A Completely Uncoded Message

     If you’re not aware of them, the Electronic Frontier Foundation is one of the few organizations actively fighting for freedom of communication in today’s media, especially the Internet. They’ve made the unearthing, publicizing, and combating of threats to communications freedom and privacy their sole priority. They’re very good at it.

     So when the EFF publicizes a new threat, we should pay attention:

     A group of lawmakers led by Sen. Richard Blumenthal (D-CT) and Sen. Lindsey Graham (R-SC) have re-introduced the EARN IT Act, an incredibly unpopular bill from 2020 that was dropped in the face of overwhelming opposition. Let’s be clear: the new EARN IT Act would pave the way for a massive new surveillance system, run by private companies, that would roll back some of the most important privacy and security features in technology used by people around the globe. It’s a framework for private actors to scan every message sent online and report violations to law enforcement. And it might not stop there. The EARN IT Act could ensure that anything hosted online—backups, websites, cloud photos, and more—is scanned.

     The bill empowers every U.S. state or territory to create sweeping new Internet regulations, by stripping away the critical legal protections for websites and apps that currently prevent such a free-for-all—specifically, Section 230. The states will be allowed to pass whatever type of law they want to hold private companies liable, as long as they somehow relate their new rules to online child abuse.

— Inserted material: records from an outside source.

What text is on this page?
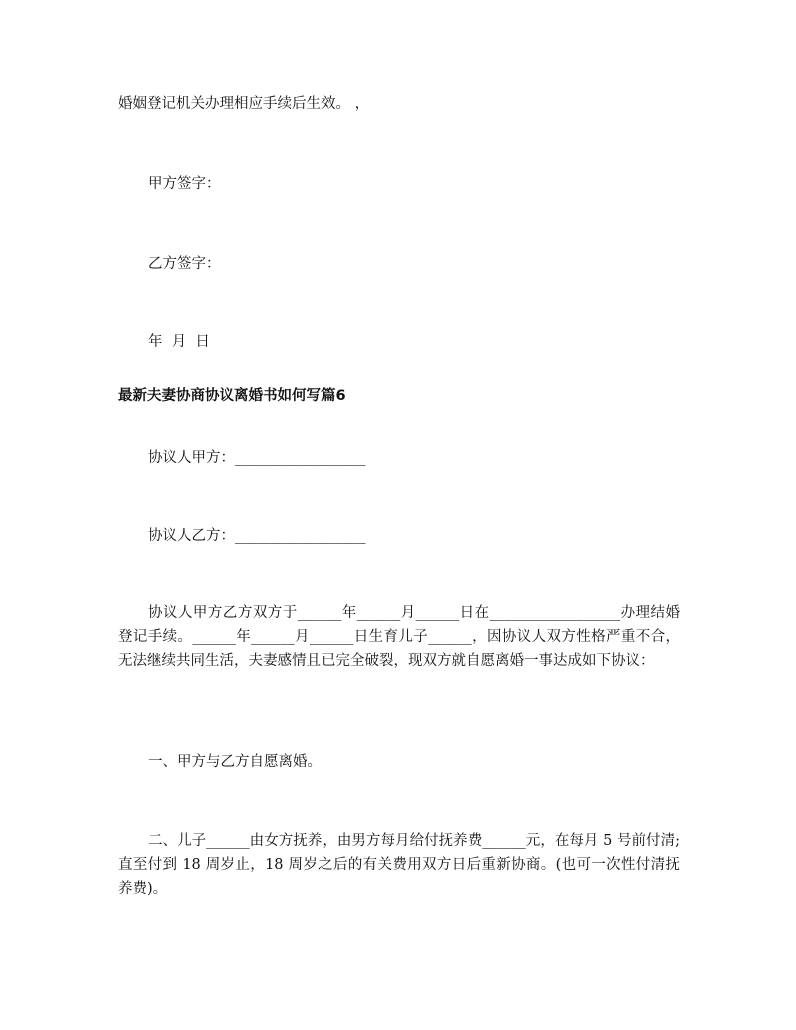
婚姻登记机关办理相应手续后生效。 ，

甲方签字：

乙方签字：

年  月  日

最新夫妻协商协议离婚书如何写篇6

协议人甲方：__________________

协议人乙方：__________________

协议人甲方乙方双方于______年______月______日在__________________办理结婚登记手续。______年______月______日生育儿子______，因协议人双方性格严重不合，无法继续共同生活，夫妻感情且已完全破裂，现双方就自愿离婚一事达成如下协议：

一、甲方与乙方自愿离婚。

二、儿子______由女方抚养，由男方每月给付抚养费______元，在每月 5 号前付清;直至付到 18 周岁止，18 周岁之后的有关费用双方日后重新协商。(也可一次性付清抚养费)。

     The goal is to get states to pass laws that will punish companies when they deploy end-to-end encryption, or offer other encrypted services. This includes messaging services like WhatsApp, Signal, and iMessage, as well as web hosts like Amazon Web Services. We know that EARN IT aims to spread the use of tools to scan against law enforcement databases because the bill’s sponsors have said so. In a “Myths and Facts” document distributed by the bill’s proponents, it even names the government-approved software that they could mandate (PhotoDNA, a Microsoft program with an API that reports directly to law enforcement databases).

     Please read the whole article. (Try to stay calm during and after the ordeal.) So you thought the invasions of digital privacy would halt with the discovery of the NSA’s massive call-recording setup, eh? Think again.

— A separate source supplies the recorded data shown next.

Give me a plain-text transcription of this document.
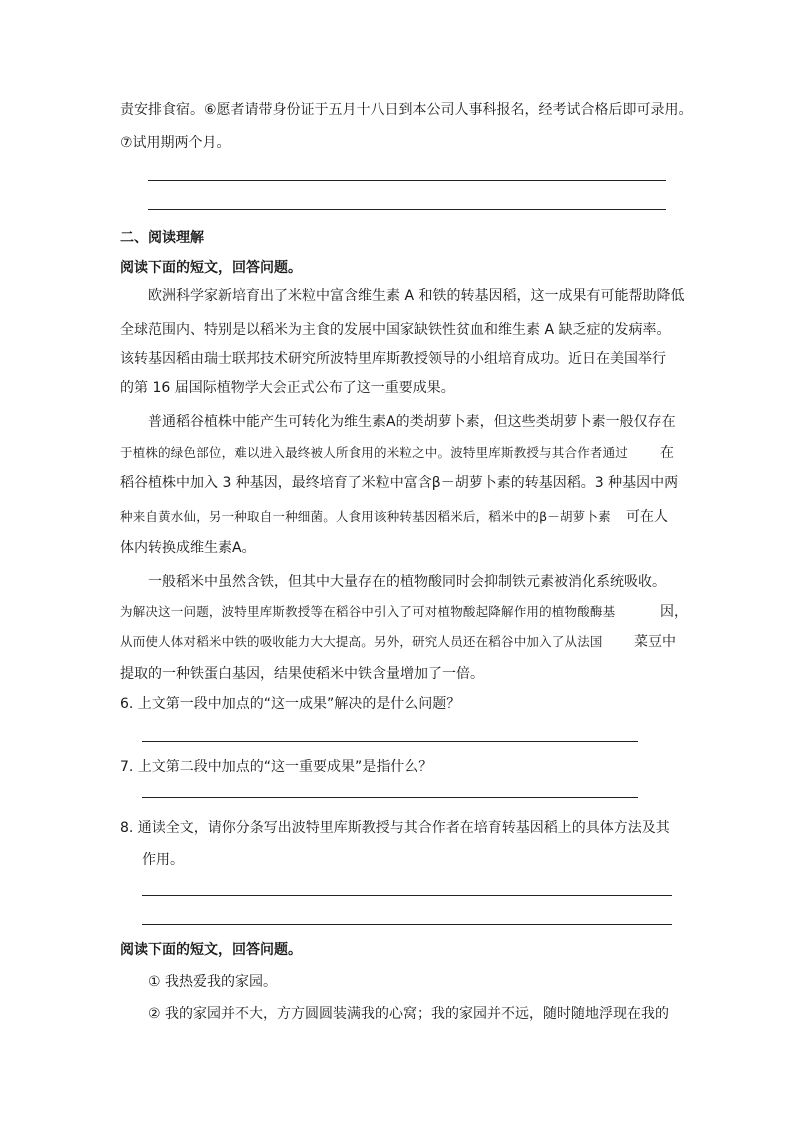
责安排食宿。⑥愿者请带身份证于五月十八日到本公司人事科报名，经考试合格后即可录用。
⑦试用期两个月。
二、阅读理解
阅读下面的短文，回答问题。
欧洲科学家新培育出了米粒中富含维生素 A 和铁的转基因稻，这一成果有可能帮助降低
全球范围内、特别是以稻米为主食的发展中国家缺铁性贫血和维生素 A 缺乏症的发病率。
该转基因稻由瑞士联邦技术研究所波特里库斯教授领导的小组培育成功。近日在美国举行
的第 16 届国际植物学大会正式公布了这一重要成果。
普通稻谷植株中能产生可转化为维生素A的类胡萝卜素，但这些类胡萝卜素一般仅存在
于植株的绿色部位，难以进入最终被人所食用的米粒之中。波特里库斯教授与其合作者通过 在
稻谷植株中加入 3 种基因，最终培育了米粒中富含β－胡萝卜素的转基因稻。3 种基因中两
种来自黄水仙，另一种取自一种细菌。人食用该种转基因稻米后，稻米中的β－胡萝卜素 可在人
体内转换成维生素A。
一般稻米中虽然含铁，但其中大量存在的植物酸同时会抑制铁元素被消化系统吸收。
为解决这一问题，波特里库斯教授等在稻谷中引入了可对植物酸起降解作用的植物酸酶基	因，
从而使人体对稻米中铁的吸收能力大大提高。另外，研究人员还在稻谷中加入了从法国 菜豆中
提取的一种铁蛋白基因，结果使稻米中铁含量增加了一倍。
6. 上文第一段中加点的“这一成果”解决的是什么问题？
7. 上文第二段中加点的“这一重要成果”是指什么？
8. 通读全文，请你分条写出波特里库斯教授与其合作者在培育转基因稻上的具体方法及其
作用。
阅读下面的短文，回答问题。
① 我热爱我的家园。
② 我的家园并不大，方方圆圆装满我的心窝；我的家园并不远，随时随地浮现在我的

     Note that the EARN IT bill has support both from Democrats and from Republicans. Despite its plain unConstitutionality and its apparent unpopularity the first time around, it appears ready for a rematch.

     EARN IT should be a wake-up call for anyone who’s assumed that the Republicans are reliable friends of freedom and Constitutional government. The indications are that the GOP is as interested in these new surveillance powers as the Democrats. Many will scratch their heads over this, though the underlying dynamic appears plain enough.

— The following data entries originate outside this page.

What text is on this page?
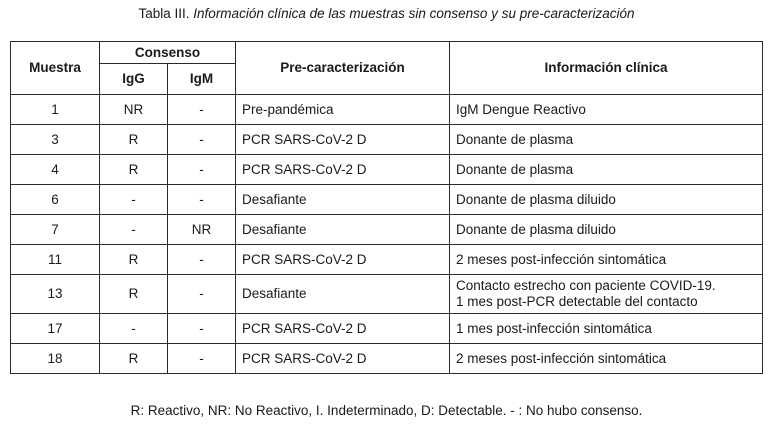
Tabla III. Información clínica de las muestras sin consenso y su pre-caracterización
Muestra	Consenso		Pre-caracterización	Información clínica
	IgG	IgM		
1	NR	-	Pre-pandémica	IgM Dengue Reactivo
3	R	-	PCR SARS-CoV-2 D	Donante de plasma
4	R	-	PCR SARS-CoV-2 D	Donante de plasma
6	-	-	Desafiante	Donante de plasma diluido
7	-	NR	Desafiante	Donante de plasma diluido
11	R	-	PCR SARS-CoV-2 D	2 meses post-infección sintomática
13	R	-	Desafiante	Contacto estrecho con paciente COVID-19.
1 mes post-PCR detectable del contacto

17	-	-	PCR SARS-CoV-2 D	1 mes post-infección sintomática
18	R	-	PCR SARS-CoV-2 D	2 meses post-infección sintomática
R: Reactivo, NR: No Reactivo, I. Indeterminado, D: Detectable. - : No hubo consenso.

     Knowledge of what people are thinking and saying is valuable to the maintenance of power generally. This is especially true today, when any comment can result in being besieged by the militants of “cancel culture.” (Anyone who doubts this should consult James Watson, Lawrence Summers, and Gina Carano.) Don’t imagine that the Establishment Right is less interested than the Left in such an ability. Just now, the GOP looks set to regain control of Congress; the ability to peer into anyone’s communications stream would allow themselves to cement themselves into Congressional hegemony. The Democrats are probably thinking that that ability could help them to maintain their grip on power, as well. That one or the other must be mistaken doesn’t really matter.

     In our post-Constitutional era, gambits such as EARN IT are beyond enumeration. Everyone in politics is looking for a “wonder weapon” the possession of which would guarantee enduring dominance in Washington. What usually retards them is suspicion. When the Democrats propose a new power for the federal government, the Republicans will normally suspect their motives and form a wall against it. The same is true with the parties reversed. But with some proposed powers, such as those in EARN IT, both can take an interest, especially when control of Congress appears up for grabs.

     Just as the repeal of Prohibition didn’t do away with federal oversight of alcoholic beverages, should EARN IT be enacted and signed by whoever is sitting in the Oval Office, the power it creates will never, ever go away. Both parties would find it too useful. What remains of communications privacy will vanish. Surveillance America would be here at last. And of course, it would all be “for the children.”

     Say, how about a bill that would make proposing new federal powers “for the children” a capital crime? I could get behind that one.

2 comments

    • Trotsky's Icepick on February 5, 2022 at 12:34 PM

    Grand Old Politburo=Fellow Travelers.

  1. I’m proud to have been EFF’s 3rd employee back in 1989-90.